Обыск произведен на основании постановления Мосгорпрокуратуры за номером 436. Записал, Стрельцов?

— Так точно.

— Я на кухню пойду, напьюсь, — сказал Вадим.

Он вышел на кухню и сел, вспомнив, что не имеет права трогать ни кран, ни чашки.

А из комнаты деловито звучал голос Малюкова.

— Обыск начат в 19.35, при электрическом освещении…

— Выпейте воды, я из магазина принес, — Саша Крылов протянул Вадиму бутылку «Боржоми».

И Вадим пил этот необыкновенно вкусный напиток. Пил жадно, чувствуя, как силы постепенно возвращаются к нему. Потом на кухню вошли Кафтанов и Малюков.

— Хорош? — спросил Кафтанов.

— Герой. Прямо полицейский комиссар в исполнении Лино Вентуры.

— Олег, — Вадим оглядел форменную красоту Малюкова, — твоя ирония больно ранит мое героическое прошлое. Нашли чего-нибудь?

— Чепуху, — весело ответил Кафтанов. Пустяки всякие. Камин французской работы, кресты, иконы, несколько картин, пистолет ТТ и одиннадцать тысяч денег.

— Какой камин? — вскочил Вадим. — Мой?

— Твой, — спокойно сказал Малюков, — только его сначала на Петровку отвезут, а потом к тебе домой. Ты иди в комнату, мы будем кухню осматривать.
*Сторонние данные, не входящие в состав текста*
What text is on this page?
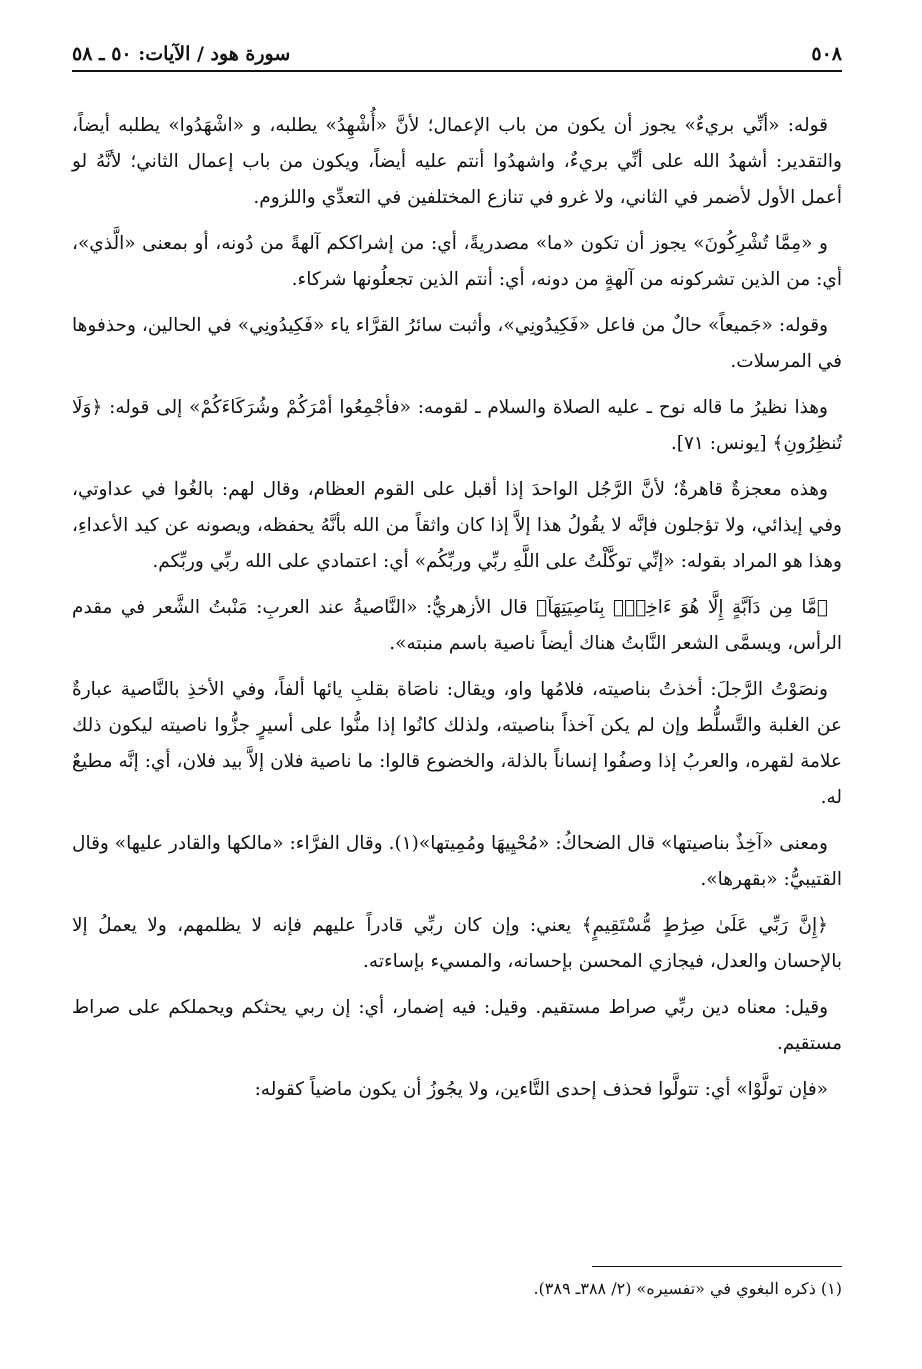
٥٠٨
سورة هود / الآيات: ٥٠ ـ ٥٨

قوله: «أنِّي بريءٌ» يجوز أن يكون من باب الإعمال؛ لأنَّ «أُشْهِدُ» يطلبه، و «اشْهَدُوا» يطلبه أيضاً، والتقدير: أشهدُ الله على أنِّي بريءٌ، واشهدُوا أنتم عليه أيضاً، ويكون من باب إعمال الثاني؛ لأنَّهُ لو أعمل الأول لأضمر في الثاني، ولا غرو في تنازع المختلفين في التعدِّي واللزوم.

و «مِمَّا تُشْرِكُونَ» يجوز أن تكون «ما» مصدريةً، أي: من إشراككم آلهةً من دُونه، أو بمعنى «الَّذي»، أي: من الذين تشركونه من آلهةٍ من دونه، أي: أنتم الذين تجعلُونها شركاء.

وقوله: «جَميعاً» حالٌ من فاعل «فَكِيدُونِي»، وأثبت سائرُ القرَّاء ياء «فَكِيدُونِي» في الحالين، وحذفوها في المرسلات.

وهذا نظيرُ ما قاله نوح ـ عليه الصلاة والسلام ـ لقومه: «فأجْمِعُوا أمْرَكُمْ وشُرَكَاءَكُمْ» إلى قوله: ﴿وَلَا تُنظِرُونِ﴾ [يونس: ٧١].

وهذه معجزةٌ قاهرةٌ؛ لأنَّ الرَّجُل الواحدَ إذا أقبل على القوم العظام، وقال لهم: بالغُوا في عداوتي، وفي إيذائي، ولا تؤجلون فإنَّه لا يقُولُ هذا إلاَّ إذا كان واثقاً من الله بأنَّهُ يحفظه، ويصونه عن كيد الأعداءِ، وهذا هو المراد بقوله: «إنِّي توكَّلْتُ على اللَّهِ ربِّي وربِّكُم» أي: اعتمادي على الله ربِّي وربِّكم.

﴿مَّا مِن دَآبَّةٍ إِلَّا هُوَ ءَاخِذٌۢ بِنَاصِيَتِهَآ﴾ قال الأزهريُّ: «النَّاصيةُ عند العربِ: مَنْبتُ الشَّعر في مقدم الرأس، ويسمَّى الشعر النَّابتُ هناك أيضاً ناصية باسم منبته».

ونصَوْتُ الرَّجلَ: أخذتُ بناصيته، فلامُها واو، ويقال: ناصَاة بقلبِ يائها ألفاً، وفي الأخذِ بالنَّاصية عبارةٌ عن الغلبة والتَّسلُّط وإن لم يكن آخذاً بناصيته، ولذلك كانُوا إذا منُّوا على أسيرٍ جزُّوا ناصيته ليكون ذلك علامة لقهره، والعربُ إذا وصفُوا إنساناً بالذلة، والخضوع قالوا: ما ناصية فلان إلاَّ بيد فلان، أي: إنَّه مطيعٌ له.

ومعنى «آخِذٌ بناصيتها» قال الضحاكُ: «مُحْيِيهَا ومُمِيتها»(١). وقال الفرَّاء: «مالكها والقادر عليها» وقال القتيبيُّ: «بقهرها».

﴿إِنَّ رَبِّي عَلَىٰ صِرَٰطٍ مُّسْتَقِيمٍ﴾ يعني: وإن كان ربِّي قادراً عليهم فإنه لا يظلمهم، ولا يعملُ إلا بالإحسان والعدل، فيجازي المحسن بإحسانه، والمسيء بإساءته.

وقيل: معناه دين ربِّي صراط مستقيم. وقيل: فيه إضمار، أي: إن ربي يحثكم ويحملكم على صراط مستقيم.

«فإن تولَّوْا» أي: تتولَّوا فحذف إحدى التَّاءين، ولا يجُوزُ أن يكون ماضياً كقوله:

(١) ذكره البغوي في «تفسيره» (٢/ ٣٨٨ـ ٣٨٩).
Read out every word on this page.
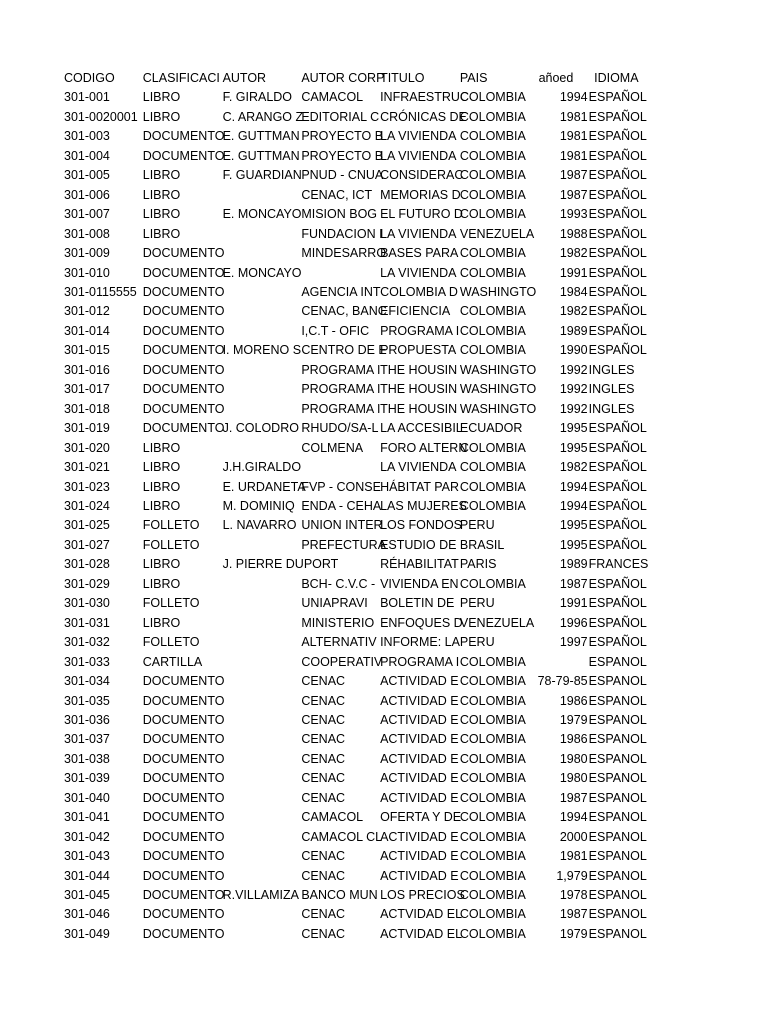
CODIGO	CLASIFICACI	AUTOR	AUTOR CORP	TITULO	PAIS	añoed	IDIOMA
301-001	LIBRO	F. GIRALDO	CAMACOL	INFRAESTRUC	COLOMBIA	1994	ESPAÑOL
301-0020001	LIBRO	C. ARANGO Z	EDITORIAL C	CRÓNICAS DE	COLOMBIA	1981	ESPAÑOL
301-003	DOCUMENTO	E. GUTTMAN	PROYECTO B	LA VIVIENDA	COLOMBIA	1981	ESPAÑOL
301-004	DOCUMENTO	E. GUTTMAN	PROYECTO B	LA VIVIENDA	COLOMBIA	1981	ESPAÑOL
301-005	LIBRO	F. GUARDIAN	PNUD - CNUA	CONSIDERAC	COLOMBIA	1987	ESPAÑOL
301-006	LIBRO		CENAC, ICT	MEMORIAS D	COLOMBIA	1987	ESPAÑOL
301-007	LIBRO	E. MONCAYO	MISION BOG	EL FUTURO D	COLOMBIA	1993	ESPAÑOL
301-008	LIBRO		FUNDACION I	LA VIVIENDA	VENEZUELA	1988	ESPAÑOL
301-009	DOCUMENTO		MINDESARRO	BASES PARA	COLOMBIA	1982	ESPAÑOL
301-010	DOCUMENTO	E. MONCAYO		LA VIVIENDA	COLOMBIA	1991	ESPAÑOL
301-0115555	DOCUMENTO		AGENCIA INT	COLOMBIA D	WASHINGTO	1984	ESPAÑOL
301-012	DOCUMENTO		CENAC, BANC	EFICIENCIA	COLOMBIA	1982	ESPAÑOL
301-014	DOCUMENTO		I,C.T - OFIC	PROGRAMA I	COLOMBIA	1989	ESPAÑOL
301-015	DOCUMENTO	I. MORENO S	CENTRO DE E	PROPUESTA	COLOMBIA	1990	ESPAÑOL
301-016	DOCUMENTO		PROGRAMA I	THE HOUSIN	WASHINGTO	1992	INGLES
301-017	DOCUMENTO		PROGRAMA I	THE HOUSIN	WASHINGTO	1992	INGLES
301-018	DOCUMENTO		PROGRAMA I	THE HOUSIN	WASHINGTO	1992	INGLES
301-019	DOCUMENTO	J. COLODRO	RHUDO/SA-L	LA ACCESIBIL	ECUADOR	1995	ESPAÑOL
301-020	LIBRO		COLMENA	FORO ALTERN	COLOMBIA	1995	ESPAÑOL
301-021	LIBRO	J.H.GIRALDO		LA VIVIENDA	COLOMBIA	1982	ESPAÑOL
301-023	LIBRO	E. URDANETA	FVP - CONSE	HÁBITAT PAR	COLOMBIA	1994	ESPAÑOL
301-024	LIBRO	M. DOMINIQ	ENDA - CEHA	LAS MUJERES	COLOMBIA	1994	ESPAÑOL
301-025	FOLLETO	L. NAVARRO	UNION INTER	LOS FONDOS	PERU	1995	ESPAÑOL
301-027	FOLLETO		PREFECTURA	ESTUDIO DE	BRASIL	1995	ESPAÑOL
301-028	LIBRO	J. PIERRE DUPORT		RÉHABILITAT	PARIS	1989	FRANCES
301-029	LIBRO		BCH- C.V.C -	VIVIENDA EN	COLOMBIA	1987	ESPAÑOL
301-030	FOLLETO		UNIAPRAVI	BOLETIN DE	PERU	1991	ESPAÑOL
301-031	LIBRO		MINISTERIO	ENFOQUES D	VENEZUELA	1996	ESPAÑOL
301-032	FOLLETO		ALTERNATIV	INFORME: LA	PERU	1997	ESPAÑOL
301-033	CARTILLA		COOPERATIV	PROGRAMA I	COLOMBIA		ESPANOL
301-034	DOCUMENTO		CENAC	ACTIVIDAD E	COLOMBIA	78-79-85	ESPANOL
301-035	DOCUMENTO		CENAC	ACTIVIDAD E	COLOMBIA	1986	ESPANOL
301-036	DOCUMENTO		CENAC	ACTIVIDAD E	COLOMBIA	1979	ESPANOL
301-037	DOCUMENTO		CENAC	ACTIVIDAD E	COLOMBIA	1986	ESPANOL
301-038	DOCUMENTO		CENAC	ACTIVIDAD E	COLOMBIA	1980	ESPANOL
301-039	DOCUMENTO		CENAC	ACTIVIDAD E	COLOMBIA	1980	ESPANOL
301-040	DOCUMENTO		CENAC	ACTIVIDAD E	COLOMBIA	1987	ESPANOL
301-041	DOCUMENTO		CAMACOL	OFERTA Y DE	COLOMBIA	1994	ESPANOL
301-042	DOCUMENTO		CAMACOL CL	ACTIVIDAD E	COLOMBIA	2000	ESPANOL
301-043	DOCUMENTO		CENAC	ACTIVIDAD E	COLOMBIA	1981	ESPANOL
301-044	DOCUMENTO		CENAC	ACTIVIDAD E	COLOMBIA	1,979	ESPANOL
301-045	DOCUMENTO	R.VILLAMIZA	BANCO MUN	LOS PRECIOS	COLOMBIA	1978	ESPANOL
301-046	DOCUMENTO		CENAC	ACTVIDAD EL	COLOMBIA	1987	ESPANOL
301-049	DOCUMENTO		CENAC	ACTVIDAD EL	COLOMBIA	1979	ESPANOL
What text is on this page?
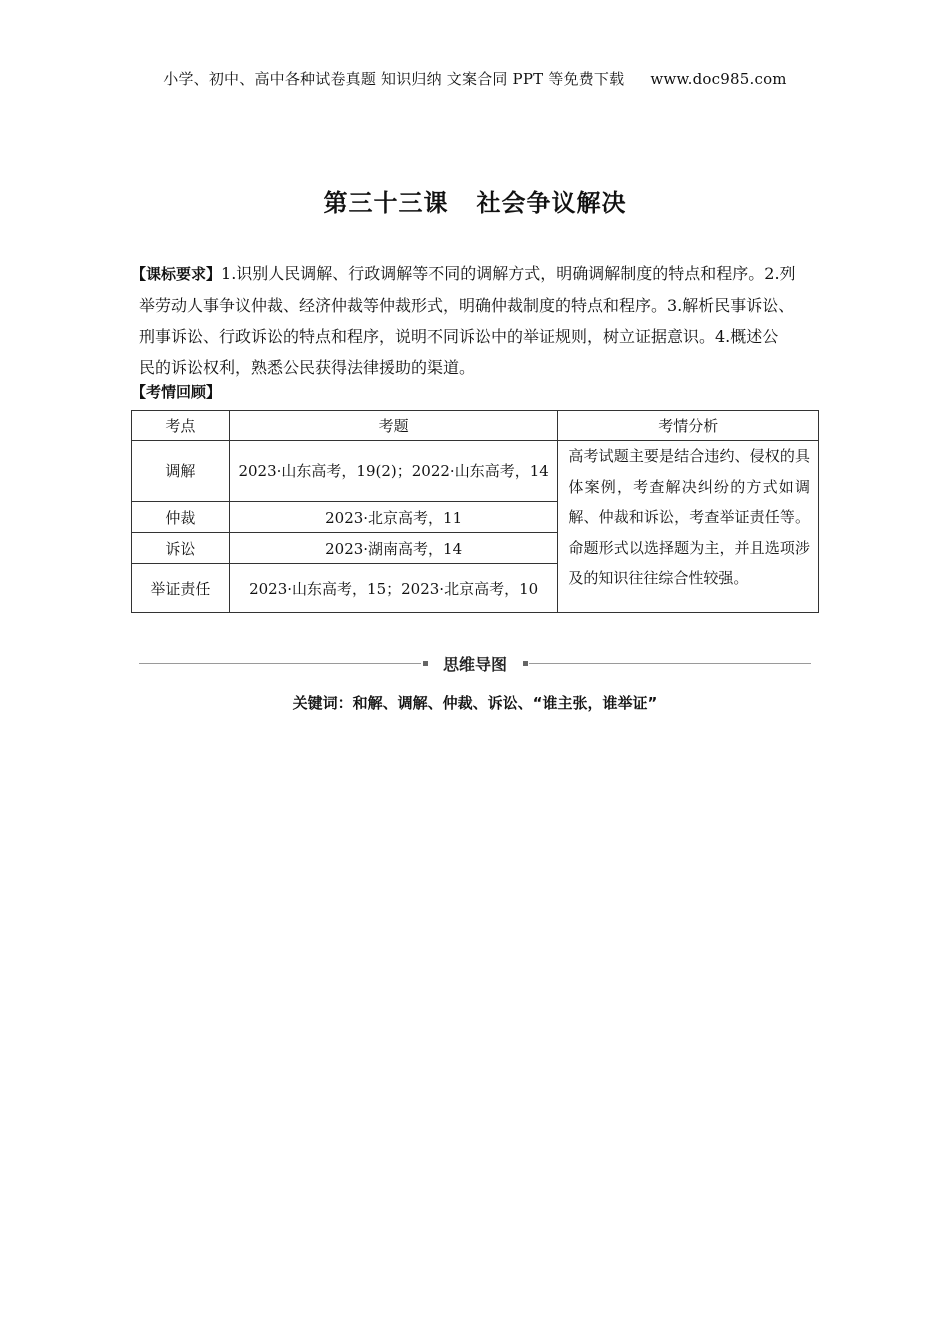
小学、初中、高中各种试卷真题 知识归纳 文案合同 PPT 等免费下载 www.doc985.com
第三十三课 社会争议解决

【课标要求】1.识别人民调解、行政调解等不同的调解方式，明确调解制度的特点和程序。2.列

举劳动人事争议仲裁、经济仲裁等仲裁形式，明确仲裁制度的特点和程序。3.解析民事诉讼、

刑事诉讼、行政诉讼的特点和程序，说明不同诉讼中的举证规则，树立证据意识。4.概述公

民的诉讼权利，熟悉公民获得法律援助的渠道。

【考情回顾】
考点	考题	考情分析
调解	2023·山东高考，19(2)；2022·山东高考，14	高考试题主要是结合违约、侵权的具体案例，考查解决纠纷的方式如调解、仲裁和诉讼，考查举证责任等。命题形式以选择题为主，并且选项涉及的知识往往综合性较强。
仲裁	2023·北京高考，11	
诉讼	2023·湖南高考，14	
举证责任	2023·山东高考，15；2023·北京高考，10	
思维导图
关键词：和解、调解、仲裁、诉讼、“谁主张，谁举证”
Смотрите, Андрей Петрович, — обратился он к Кафтанову, — до чего у вас волевой подполковник Орлов.

— Воля, милый мой Олежек, — это прежде всего инструмент насилия над самим собой.

Вадим встал и вышел из кухни.

Камин стоял посередине комнаты. Желтый свет лампы под матерчатым абажуром, таким модным в предвоенные годы, абажуром, считающимся когда-то символом незыблемости семейного очага, скупо освещал фарфоровых дам в кринолинах и грациозных кавалеров в кургузых камзолах.

— Красиво, Вадим Николаевич, — сказал за спиной Крылов.

— Красиво.

— На такую красоту эта сволочь руку поднимает.

Вадим не ответил, продолжая смотреть на камин. Вернее, на облицовку камина, то, что должно было закрыть камень. Когда веселое, жаркое пламя начинало плясать на смолисто пахнущих дровах, отблески его падали на эти фигурки, и они оживали в огромном темном зале сухотинского особняка. Сколько видели эти дамы и кавалеры. Перед их фарфоровыми глазами прошли прекрасные женщины тех лет, великие литераторы, гении русской музыки, высокие сановники почти полутора эпох. Все они ушли, память о многих даже не сохранилась, а фигурки живут по сей день и радуют людей. Кто же это сказал, что жизнь человеческая миг, а искусство вечно?